Überhaupt würden Sponsoren beim Internationalen Chorfestival eine große Rolle spielen, weil die Teilnehmer lediglich ihre An- und Rückreise selbst bezahlen müssten. "Die Übernachtungen, die Transporte zu den einzelnen Konzerten und die Verpflegung der Sänger wird von uns bezahlt", erklärte Kühn.

Sein Vater Albrecht habe das erste Chorfestival anlässlich des 140jährigen Bestehens des Ötigheimer Männerchors initiiert. Dieses habe sich mittlerweile etabliert und bringe alle drei bis vier Jahre faszinierende Chöre aus aller Welt zusammen.

Ansteckende Freude und Begeisterung

Mit ansteckender Freude und großer Begeisterungsfähigkeit sangen sich dann die Mitglieder des "Lesedi-Show-choir" aus Südafrika in die Herzen des mittlerweile großen Publikums. Die Leidenschaft afrikanischer Musik, viel Rhythmus und hervorragende Stimmen wurden in der historischen Kulisse des Freilichtmuseums mit Beifallsstürmen belohnt.

Einen großen Kontrast bot der deutsch-japanische Chor "Tsubasa" geboten, der eigens für das Festival gegründet wurde und übersetzt so viel wie "Flügel" bedeutet. Traditionelle japanische Lieder wurden ebenso feinfühlig und berührend dargeboten, wie das zur zweiten japanischen Hymne gewordene "Lied der Heimat", das nach der Tsunami-Katastrophe geschrieben wurde. Leicht und äußerst unterhaltsam entführte der Kammerchor "Austrums" aus Riga in die baltische Gesangskunst. Bereits zum vierten Mal beteiligte sich der Chor am Festival und übertrug seine augenzwinkernde Freude an Klang- und Stimmeffekten schnell aufs Publikum.

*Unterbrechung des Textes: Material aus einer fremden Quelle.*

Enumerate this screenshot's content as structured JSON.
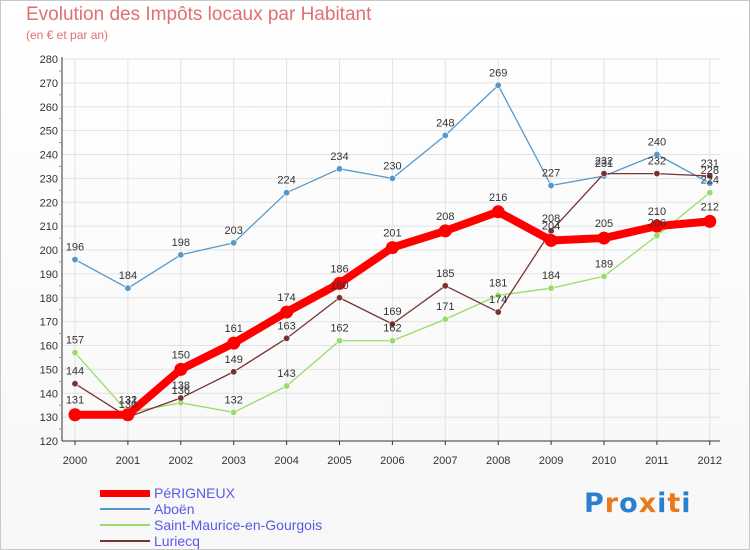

"Ich freue mich schon auf das kommende Chorfestival 2023 hier in Gutach", bedankte sich Geschäftsführerin Margit Langer nach dem großen Schlussapplaus. "Wir alle sind unglaublich begeistert, was heute hier zu hören war." Nachdem die Anfrage zur Ausrichtung des Tags gekommen sei, wäre sie gleich von der Idee überzeugt gewesen. "Es ist ein Höhepunkt im Veranstaltungsjahr", betonte Langer.

Um den Bogen von dem hohen internationalen Niveau zu den Chören in der Region zu schlagen, hatte sich die Geschäftsführerin mit den "Wolftalspatzen" und dem Jazzchor "Passatempo" weitere Teilnehmer eingeladen. "Wir wollen zeigen, was die Chöre hier leisten und die Lust am Mitsingen wecken."

Das "Internationale Chorfestival Baden" hat zum ersten Mal im Gutacher Freilichtmuseum Vogtsbauernhof stattgefunden. Bei den vorhergehenden Festivals wurde den internationalen Gästen ein Auftritt im Europa-Park organisiert. "Dort konnten sie Europa auf einem konzentrierten Fleck kennen lernen", erklärte Organisator Sebastian Kühn. Nachdem sich der Vogtsbauernhof als kulturelles Forum für den ganzen Schwarzwald verstehe, habe er sich für die Ausrichtung des Fests in Gutach entschieden. Ihm zur Seite stehen etwa 40 Organisatoren und Betreuer sowie weitere 120 Helfer.